Ich möchte ein sogenanntes Oberteil kaufen, denn meine obere Körperhälfte soll jetzt im kühlen Herbst sowohl modisch als auch möglichst warm verhüllt werden. Ich gehe dazu in ein entsprechendes Geschäft, im Internet oder in der Fußgängerzone, sehe dort an einer Schaufensterpuppe oder einem Model ein schönes Oberteil und beschließe, es zu erwerben. Ich schaue also nach meiner Größe, die weder Schaufensterpuppen- noch Modelmaßen entspricht, denn ich bin eine eher große Frau und zwar in alle Himmelsrichtungen. Das Oberteil gibt es sogar in meiner Größe.
Das ist nicht selbstverständlich, denn meine Konfektionsgröße liegt haarscharf über der der deutschen Durchschnittsfrau.

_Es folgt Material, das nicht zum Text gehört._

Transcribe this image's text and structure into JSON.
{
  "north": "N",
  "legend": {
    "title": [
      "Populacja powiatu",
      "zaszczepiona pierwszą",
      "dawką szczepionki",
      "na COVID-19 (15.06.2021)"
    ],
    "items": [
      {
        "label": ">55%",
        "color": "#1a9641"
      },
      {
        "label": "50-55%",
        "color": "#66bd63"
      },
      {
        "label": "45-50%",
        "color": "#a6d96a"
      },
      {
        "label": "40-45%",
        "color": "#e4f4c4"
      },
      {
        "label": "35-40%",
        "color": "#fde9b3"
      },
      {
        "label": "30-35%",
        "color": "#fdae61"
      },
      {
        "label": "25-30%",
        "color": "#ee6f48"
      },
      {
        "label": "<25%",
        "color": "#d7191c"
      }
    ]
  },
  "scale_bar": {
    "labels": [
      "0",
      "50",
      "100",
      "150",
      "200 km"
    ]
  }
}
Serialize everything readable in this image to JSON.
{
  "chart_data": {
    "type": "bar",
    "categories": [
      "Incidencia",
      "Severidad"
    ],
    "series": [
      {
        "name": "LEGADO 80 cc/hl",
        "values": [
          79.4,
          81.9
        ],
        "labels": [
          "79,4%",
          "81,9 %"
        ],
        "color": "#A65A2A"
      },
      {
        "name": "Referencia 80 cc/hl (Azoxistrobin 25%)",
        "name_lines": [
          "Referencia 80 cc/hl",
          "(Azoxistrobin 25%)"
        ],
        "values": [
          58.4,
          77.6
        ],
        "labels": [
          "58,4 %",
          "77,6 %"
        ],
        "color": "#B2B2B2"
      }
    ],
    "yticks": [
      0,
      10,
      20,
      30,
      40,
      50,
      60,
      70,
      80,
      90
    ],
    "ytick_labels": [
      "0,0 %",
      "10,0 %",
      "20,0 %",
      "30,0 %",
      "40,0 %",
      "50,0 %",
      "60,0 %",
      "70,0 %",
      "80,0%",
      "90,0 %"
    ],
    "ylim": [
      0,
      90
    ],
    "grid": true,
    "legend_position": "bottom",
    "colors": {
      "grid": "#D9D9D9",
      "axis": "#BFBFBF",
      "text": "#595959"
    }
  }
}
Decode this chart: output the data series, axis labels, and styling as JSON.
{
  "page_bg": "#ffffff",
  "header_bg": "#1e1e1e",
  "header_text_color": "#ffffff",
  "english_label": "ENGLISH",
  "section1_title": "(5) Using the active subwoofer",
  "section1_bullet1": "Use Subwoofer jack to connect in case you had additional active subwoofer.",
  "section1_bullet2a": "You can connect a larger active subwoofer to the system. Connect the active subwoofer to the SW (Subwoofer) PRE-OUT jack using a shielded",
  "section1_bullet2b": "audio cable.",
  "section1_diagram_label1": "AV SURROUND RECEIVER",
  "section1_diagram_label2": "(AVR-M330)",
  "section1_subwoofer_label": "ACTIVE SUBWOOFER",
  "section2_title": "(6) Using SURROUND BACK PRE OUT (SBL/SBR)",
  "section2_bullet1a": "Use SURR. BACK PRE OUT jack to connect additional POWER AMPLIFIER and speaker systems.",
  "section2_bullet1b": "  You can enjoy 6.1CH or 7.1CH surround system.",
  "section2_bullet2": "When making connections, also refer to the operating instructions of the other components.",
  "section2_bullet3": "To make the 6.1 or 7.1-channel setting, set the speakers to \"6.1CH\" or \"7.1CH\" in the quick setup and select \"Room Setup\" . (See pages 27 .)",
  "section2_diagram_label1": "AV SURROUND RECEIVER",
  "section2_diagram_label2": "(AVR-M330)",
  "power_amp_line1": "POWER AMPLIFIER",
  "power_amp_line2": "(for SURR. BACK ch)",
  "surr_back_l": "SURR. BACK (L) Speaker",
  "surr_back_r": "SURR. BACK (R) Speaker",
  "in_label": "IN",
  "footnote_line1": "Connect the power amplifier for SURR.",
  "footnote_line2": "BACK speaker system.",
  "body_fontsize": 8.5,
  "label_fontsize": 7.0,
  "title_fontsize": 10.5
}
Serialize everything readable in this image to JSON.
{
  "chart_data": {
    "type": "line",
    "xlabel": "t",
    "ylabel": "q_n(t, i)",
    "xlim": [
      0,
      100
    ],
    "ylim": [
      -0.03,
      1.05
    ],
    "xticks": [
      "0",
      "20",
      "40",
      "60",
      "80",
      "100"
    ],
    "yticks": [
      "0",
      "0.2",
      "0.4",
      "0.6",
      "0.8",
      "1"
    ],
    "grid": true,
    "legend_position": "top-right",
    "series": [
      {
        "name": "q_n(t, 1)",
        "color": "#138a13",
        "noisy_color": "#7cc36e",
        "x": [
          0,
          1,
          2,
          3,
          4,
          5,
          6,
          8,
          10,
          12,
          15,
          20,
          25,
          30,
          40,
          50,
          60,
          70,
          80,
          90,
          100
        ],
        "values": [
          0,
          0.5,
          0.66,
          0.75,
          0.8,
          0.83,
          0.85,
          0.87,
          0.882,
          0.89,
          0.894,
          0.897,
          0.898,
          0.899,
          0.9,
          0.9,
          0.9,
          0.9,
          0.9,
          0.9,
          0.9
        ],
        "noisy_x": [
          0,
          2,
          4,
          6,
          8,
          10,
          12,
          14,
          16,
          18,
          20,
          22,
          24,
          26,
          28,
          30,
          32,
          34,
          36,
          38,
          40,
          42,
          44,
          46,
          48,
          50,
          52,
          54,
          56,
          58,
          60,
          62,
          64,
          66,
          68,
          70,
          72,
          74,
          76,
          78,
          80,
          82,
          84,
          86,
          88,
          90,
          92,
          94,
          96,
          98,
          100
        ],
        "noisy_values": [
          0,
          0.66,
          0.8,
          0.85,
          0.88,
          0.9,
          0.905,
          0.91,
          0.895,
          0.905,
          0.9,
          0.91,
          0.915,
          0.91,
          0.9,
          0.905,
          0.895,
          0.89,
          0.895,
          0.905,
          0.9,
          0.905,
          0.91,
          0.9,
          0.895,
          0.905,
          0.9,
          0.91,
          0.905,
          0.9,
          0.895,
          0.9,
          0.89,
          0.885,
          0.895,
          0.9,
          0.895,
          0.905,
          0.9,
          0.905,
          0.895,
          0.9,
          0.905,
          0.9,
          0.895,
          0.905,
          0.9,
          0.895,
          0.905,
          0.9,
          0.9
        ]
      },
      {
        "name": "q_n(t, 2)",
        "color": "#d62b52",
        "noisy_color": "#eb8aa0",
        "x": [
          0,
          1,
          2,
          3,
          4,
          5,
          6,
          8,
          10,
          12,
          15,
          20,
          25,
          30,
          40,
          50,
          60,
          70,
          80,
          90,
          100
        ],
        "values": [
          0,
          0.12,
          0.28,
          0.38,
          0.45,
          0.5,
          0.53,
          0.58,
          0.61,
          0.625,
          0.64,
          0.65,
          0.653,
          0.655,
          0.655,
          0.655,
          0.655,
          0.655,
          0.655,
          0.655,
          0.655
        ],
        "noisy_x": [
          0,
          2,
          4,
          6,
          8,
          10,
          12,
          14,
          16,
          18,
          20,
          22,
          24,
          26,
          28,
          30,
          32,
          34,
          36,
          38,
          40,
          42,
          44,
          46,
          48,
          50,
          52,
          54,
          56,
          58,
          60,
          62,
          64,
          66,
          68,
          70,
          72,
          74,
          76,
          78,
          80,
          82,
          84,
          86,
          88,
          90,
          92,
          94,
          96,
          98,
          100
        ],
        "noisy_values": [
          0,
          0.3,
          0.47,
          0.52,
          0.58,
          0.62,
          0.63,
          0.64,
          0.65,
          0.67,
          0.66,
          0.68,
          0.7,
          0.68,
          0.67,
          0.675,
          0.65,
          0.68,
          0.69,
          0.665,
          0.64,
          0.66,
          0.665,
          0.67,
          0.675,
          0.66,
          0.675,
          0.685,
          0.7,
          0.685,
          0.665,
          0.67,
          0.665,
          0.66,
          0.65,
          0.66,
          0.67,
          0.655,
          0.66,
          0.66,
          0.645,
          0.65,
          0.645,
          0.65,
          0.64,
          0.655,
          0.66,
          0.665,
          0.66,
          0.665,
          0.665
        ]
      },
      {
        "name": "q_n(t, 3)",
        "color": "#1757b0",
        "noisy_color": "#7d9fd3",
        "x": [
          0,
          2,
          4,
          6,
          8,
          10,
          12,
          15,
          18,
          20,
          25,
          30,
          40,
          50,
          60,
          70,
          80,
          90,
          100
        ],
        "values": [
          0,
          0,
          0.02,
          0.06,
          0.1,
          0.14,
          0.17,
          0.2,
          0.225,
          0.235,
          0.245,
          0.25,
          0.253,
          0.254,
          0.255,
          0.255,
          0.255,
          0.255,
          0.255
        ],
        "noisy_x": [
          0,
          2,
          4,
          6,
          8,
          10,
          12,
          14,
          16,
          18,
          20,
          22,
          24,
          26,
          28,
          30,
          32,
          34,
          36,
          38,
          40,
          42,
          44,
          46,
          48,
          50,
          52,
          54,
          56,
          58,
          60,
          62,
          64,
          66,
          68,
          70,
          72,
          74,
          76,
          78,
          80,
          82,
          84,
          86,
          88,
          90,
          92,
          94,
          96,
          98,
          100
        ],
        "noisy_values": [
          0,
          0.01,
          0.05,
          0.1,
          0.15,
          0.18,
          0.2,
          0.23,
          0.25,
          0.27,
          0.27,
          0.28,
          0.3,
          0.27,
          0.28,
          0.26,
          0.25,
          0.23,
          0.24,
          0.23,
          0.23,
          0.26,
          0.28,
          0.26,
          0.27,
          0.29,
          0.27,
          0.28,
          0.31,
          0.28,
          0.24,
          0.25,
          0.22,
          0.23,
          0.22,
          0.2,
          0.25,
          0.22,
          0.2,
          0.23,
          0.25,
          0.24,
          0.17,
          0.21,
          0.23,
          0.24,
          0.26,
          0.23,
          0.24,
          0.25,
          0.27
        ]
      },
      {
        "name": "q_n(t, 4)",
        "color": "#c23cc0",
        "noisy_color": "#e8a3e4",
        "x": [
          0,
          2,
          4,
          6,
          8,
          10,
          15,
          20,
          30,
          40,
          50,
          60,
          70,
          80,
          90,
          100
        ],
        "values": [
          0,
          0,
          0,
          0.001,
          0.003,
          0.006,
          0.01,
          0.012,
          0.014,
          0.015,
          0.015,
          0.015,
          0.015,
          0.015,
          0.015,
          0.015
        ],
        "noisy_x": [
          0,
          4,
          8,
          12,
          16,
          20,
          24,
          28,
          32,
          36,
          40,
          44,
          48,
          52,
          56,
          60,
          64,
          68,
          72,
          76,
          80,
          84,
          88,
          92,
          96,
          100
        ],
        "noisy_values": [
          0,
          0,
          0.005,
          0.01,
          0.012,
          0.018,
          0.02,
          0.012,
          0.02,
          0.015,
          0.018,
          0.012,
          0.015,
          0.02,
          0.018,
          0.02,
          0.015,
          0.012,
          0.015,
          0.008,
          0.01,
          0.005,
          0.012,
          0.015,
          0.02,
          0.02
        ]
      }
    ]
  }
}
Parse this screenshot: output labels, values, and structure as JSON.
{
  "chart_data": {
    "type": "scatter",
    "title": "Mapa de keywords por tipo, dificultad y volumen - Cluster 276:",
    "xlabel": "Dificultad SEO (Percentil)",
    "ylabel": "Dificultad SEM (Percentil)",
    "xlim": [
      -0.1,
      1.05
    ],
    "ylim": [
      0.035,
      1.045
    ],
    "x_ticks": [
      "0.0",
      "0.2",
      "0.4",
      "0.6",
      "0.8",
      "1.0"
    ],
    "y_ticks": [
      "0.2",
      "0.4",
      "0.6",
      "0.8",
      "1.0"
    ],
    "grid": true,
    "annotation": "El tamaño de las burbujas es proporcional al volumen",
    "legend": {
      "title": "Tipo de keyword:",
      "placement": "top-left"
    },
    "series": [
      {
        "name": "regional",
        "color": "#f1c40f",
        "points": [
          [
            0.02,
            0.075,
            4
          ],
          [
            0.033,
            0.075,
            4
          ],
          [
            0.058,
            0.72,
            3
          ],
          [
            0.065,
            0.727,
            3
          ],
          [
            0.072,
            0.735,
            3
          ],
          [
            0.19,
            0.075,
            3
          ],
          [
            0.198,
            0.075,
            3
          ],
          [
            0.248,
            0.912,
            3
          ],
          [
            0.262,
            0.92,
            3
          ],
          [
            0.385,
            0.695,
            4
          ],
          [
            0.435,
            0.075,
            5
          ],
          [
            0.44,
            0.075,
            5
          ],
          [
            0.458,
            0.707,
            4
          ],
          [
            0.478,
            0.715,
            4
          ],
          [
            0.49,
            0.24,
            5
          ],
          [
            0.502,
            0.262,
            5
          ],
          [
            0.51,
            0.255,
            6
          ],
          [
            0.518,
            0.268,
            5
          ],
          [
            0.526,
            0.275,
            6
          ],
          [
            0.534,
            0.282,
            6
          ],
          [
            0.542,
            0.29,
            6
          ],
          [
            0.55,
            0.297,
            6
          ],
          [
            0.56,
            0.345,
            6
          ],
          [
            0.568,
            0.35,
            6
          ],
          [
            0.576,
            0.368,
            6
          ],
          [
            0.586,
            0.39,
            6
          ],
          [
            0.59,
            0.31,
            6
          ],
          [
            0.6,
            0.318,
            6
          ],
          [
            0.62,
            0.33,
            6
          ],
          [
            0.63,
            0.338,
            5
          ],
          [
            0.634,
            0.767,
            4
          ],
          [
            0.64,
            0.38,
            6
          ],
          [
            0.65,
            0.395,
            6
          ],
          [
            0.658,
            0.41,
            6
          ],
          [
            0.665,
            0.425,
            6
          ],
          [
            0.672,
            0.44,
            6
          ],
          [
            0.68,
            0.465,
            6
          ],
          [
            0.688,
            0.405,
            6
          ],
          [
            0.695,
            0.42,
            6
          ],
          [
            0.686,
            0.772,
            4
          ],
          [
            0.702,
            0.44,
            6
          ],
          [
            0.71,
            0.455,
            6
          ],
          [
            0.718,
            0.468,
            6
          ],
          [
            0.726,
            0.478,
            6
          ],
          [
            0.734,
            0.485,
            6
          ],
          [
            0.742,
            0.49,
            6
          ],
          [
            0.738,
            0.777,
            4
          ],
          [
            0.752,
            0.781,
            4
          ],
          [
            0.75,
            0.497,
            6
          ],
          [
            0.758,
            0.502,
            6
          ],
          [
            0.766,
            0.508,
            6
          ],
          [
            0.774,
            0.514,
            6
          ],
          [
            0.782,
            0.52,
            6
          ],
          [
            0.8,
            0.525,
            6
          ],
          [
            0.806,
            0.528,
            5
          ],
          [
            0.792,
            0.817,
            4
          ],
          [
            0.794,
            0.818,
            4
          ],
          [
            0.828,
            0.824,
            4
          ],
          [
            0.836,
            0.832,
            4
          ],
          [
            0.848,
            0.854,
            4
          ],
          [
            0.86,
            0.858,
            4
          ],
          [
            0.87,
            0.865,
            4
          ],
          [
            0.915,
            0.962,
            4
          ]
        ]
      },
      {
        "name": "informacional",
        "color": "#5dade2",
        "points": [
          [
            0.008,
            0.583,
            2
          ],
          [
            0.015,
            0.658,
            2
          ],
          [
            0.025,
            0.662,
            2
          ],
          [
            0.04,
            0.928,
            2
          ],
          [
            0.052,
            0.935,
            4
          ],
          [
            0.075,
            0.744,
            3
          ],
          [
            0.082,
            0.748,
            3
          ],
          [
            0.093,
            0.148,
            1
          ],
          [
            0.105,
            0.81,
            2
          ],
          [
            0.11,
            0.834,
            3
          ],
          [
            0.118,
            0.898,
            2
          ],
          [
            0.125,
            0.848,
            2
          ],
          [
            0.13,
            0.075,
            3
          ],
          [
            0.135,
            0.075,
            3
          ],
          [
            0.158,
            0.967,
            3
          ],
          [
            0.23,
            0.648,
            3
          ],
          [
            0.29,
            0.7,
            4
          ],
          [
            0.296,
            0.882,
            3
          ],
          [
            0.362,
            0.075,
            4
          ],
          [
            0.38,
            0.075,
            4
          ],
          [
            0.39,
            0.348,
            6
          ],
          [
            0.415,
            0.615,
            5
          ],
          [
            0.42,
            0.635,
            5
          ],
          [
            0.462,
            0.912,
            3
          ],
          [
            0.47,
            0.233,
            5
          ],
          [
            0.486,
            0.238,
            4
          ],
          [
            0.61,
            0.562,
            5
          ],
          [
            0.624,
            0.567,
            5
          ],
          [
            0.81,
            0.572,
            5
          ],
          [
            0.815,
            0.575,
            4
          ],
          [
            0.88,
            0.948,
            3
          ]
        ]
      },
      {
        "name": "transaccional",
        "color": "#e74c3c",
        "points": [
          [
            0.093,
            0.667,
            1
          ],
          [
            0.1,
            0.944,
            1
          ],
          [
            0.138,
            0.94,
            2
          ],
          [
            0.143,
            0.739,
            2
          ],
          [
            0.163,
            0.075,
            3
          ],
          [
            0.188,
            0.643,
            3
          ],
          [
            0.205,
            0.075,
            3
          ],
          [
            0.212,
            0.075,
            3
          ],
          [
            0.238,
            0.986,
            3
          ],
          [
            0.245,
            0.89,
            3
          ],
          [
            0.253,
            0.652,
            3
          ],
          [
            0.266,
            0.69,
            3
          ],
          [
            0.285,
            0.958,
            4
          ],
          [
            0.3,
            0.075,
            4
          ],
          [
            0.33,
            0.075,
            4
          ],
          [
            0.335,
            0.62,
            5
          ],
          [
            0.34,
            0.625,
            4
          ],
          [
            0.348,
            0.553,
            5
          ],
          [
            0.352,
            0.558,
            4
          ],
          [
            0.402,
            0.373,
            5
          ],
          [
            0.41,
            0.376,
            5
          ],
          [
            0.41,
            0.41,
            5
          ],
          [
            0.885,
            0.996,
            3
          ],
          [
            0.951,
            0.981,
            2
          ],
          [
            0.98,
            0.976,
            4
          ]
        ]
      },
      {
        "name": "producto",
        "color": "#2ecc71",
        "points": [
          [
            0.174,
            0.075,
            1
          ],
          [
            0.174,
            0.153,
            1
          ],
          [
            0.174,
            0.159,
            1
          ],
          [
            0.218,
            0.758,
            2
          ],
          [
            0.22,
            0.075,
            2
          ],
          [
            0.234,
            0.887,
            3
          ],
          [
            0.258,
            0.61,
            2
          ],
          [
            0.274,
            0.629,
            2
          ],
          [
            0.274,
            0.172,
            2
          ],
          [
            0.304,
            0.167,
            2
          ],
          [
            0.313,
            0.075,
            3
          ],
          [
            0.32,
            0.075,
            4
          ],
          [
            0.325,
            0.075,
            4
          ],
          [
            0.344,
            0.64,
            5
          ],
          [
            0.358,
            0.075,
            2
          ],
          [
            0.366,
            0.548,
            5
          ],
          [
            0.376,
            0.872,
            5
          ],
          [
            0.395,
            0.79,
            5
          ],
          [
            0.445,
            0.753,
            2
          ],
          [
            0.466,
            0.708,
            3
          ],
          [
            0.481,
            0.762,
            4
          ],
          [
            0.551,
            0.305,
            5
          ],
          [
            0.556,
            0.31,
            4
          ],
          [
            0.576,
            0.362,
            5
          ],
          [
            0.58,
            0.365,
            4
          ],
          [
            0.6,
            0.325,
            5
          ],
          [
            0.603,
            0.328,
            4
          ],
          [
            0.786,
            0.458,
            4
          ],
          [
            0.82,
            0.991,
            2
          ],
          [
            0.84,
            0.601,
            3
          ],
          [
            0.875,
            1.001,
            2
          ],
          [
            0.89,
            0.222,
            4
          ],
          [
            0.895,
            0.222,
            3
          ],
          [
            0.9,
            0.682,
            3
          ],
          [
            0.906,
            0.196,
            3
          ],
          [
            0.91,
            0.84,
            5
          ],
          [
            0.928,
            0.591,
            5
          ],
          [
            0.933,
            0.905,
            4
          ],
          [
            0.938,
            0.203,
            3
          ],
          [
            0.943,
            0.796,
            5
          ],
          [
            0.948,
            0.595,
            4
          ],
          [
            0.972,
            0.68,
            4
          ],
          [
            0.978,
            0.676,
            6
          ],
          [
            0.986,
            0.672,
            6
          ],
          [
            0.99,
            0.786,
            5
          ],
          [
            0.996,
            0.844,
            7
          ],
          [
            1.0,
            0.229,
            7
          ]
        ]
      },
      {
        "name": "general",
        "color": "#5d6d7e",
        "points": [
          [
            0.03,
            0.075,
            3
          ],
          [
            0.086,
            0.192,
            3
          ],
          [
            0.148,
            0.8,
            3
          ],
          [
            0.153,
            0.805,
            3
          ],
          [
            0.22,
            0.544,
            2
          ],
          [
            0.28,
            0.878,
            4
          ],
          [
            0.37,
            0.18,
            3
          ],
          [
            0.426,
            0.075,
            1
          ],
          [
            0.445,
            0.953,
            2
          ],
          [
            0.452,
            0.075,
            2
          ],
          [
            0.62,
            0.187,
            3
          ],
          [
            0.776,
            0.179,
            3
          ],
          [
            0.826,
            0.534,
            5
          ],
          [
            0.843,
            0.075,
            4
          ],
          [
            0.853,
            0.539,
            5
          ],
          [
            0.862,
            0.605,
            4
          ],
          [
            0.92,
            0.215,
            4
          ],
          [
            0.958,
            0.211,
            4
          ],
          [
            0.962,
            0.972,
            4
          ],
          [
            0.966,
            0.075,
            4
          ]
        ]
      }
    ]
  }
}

Und da wir immer noch im kapitalistischen Patriarchat mit seinen bekannten Schönheitsnormen leben, darf eine leicht überdurchschnittlich große Frau wie ich eigentlich nicht erwarten, ihren Oberkörper modisch ansprechend verhüllen zu dürfen.
Ich ziehe das Oberteil also an und stelle dann fest, was ich immer feststelle, wenn ich Oberteile kaufe: je größer die Größe, desto breiter das Oberteil. Unter meinen Achseln schlackert der Stoff, hier ist reichlich Platz. Allerdings kann ich die Arme nicht heben, denn in der Länge hat sich das Oberteil kaum spürbar vergrößert und endet knapp unterhalb meines Bauchnabels. Würde ich meine Arme anheben, was im Alltag nützlich sein kann, würde ich meinen Bauch entblößen. Es ist nicht so, dass ich der Welt meinen Bauch nicht zumuten möchte, es ist umgekehrt: Ich will meinem Bauch die Welt da draußen nicht zumuten. Er ist weich und rund und sensibel und will einfach nur seine Ruhe haben, bedeckt von ausreichend Stoff.
Kleinen Frauen müssen bei den Kindersachen schauen, die Großen bei den Herren
Die meisten konventionellen Klamotten werden nach einem festgelegten Schema gradiert, derselbe Schnitt also in unterschiedliche Konfektionsgrößen übertragen. Das bedeutet, dass ein Unisex-Standard-T-Shirt zwischen den Größen S und XXL zwar rund sieben Zentimeter breiter wird, aber nur drei Zentimeter länger. Das mag praktisch sein, wenn man einen genau diesem Schema entsprechenden Körperbau hat. Für Menschen, die sehr groß oder sehr klein sind oder einen Bauch haben oder einen langen Oberkörper oder große Brüste, ist das ziemlicher Mist.
Beim Jeanskaufen ist es ja auch möglich, das Verhältnis von Bundweite und Hosenbeinlänge zu variieren, für BHs gibt es unendliche Variationen zwischen Brustumfang und Körbchengröße – bei Oberteilen gibt es diese Option in aller Regel nicht. Stattdessen werden Frauen auf der Suche nach passenden und modischen Oberteilen gern in Sonderabteilungen geschickt: Die besonders kleinen Frauen müssen bei den Kindersachen schauen, die besonders Großen bei den Herren und die Dicken bitte im »Big is beautiful«-Segment, das meistens identisch ist mit der Abteilung für Schwangerschaftsmode. Dort gibt es dann in aller Regel Zelte unter denen jede Körperkontur verschwindet oder besonders eng anliegende Pellen für bauchbewusste Schwangere.
Beides ist nicht wirklich zielführend für Frauen jenseits Konfektionsgröße 42, die einfach nur ein passendes T-Shirt suchen, in dem der Bauch nicht rausguckt. Ich weiß, was einige von Ihnen jetzt denken: Soll sie halt mal was unternehmen gegen ihren Bauch! Warum hungert sie ihren Körperumfang nicht einfach in ein Standardmaß, wenn sie T-Shirts tragen möchte? Das Leben ist kein Wunschkonzert. Aber wenn ich mir und meinem Bauch doch etwas wünschen dürfte, dann, dass diese Standards ab und zu den Realitäten angepasst werden. Und die besagen, dass wahrscheinlich noch nie eine große Frau, ob mit oder ohne Bauch, eine Umkleidekabine betreten und ein Oberteil angezogen und dann gesagt hat: Ach schade, es passt eigentlich gut, aber es ist einfach zu lang.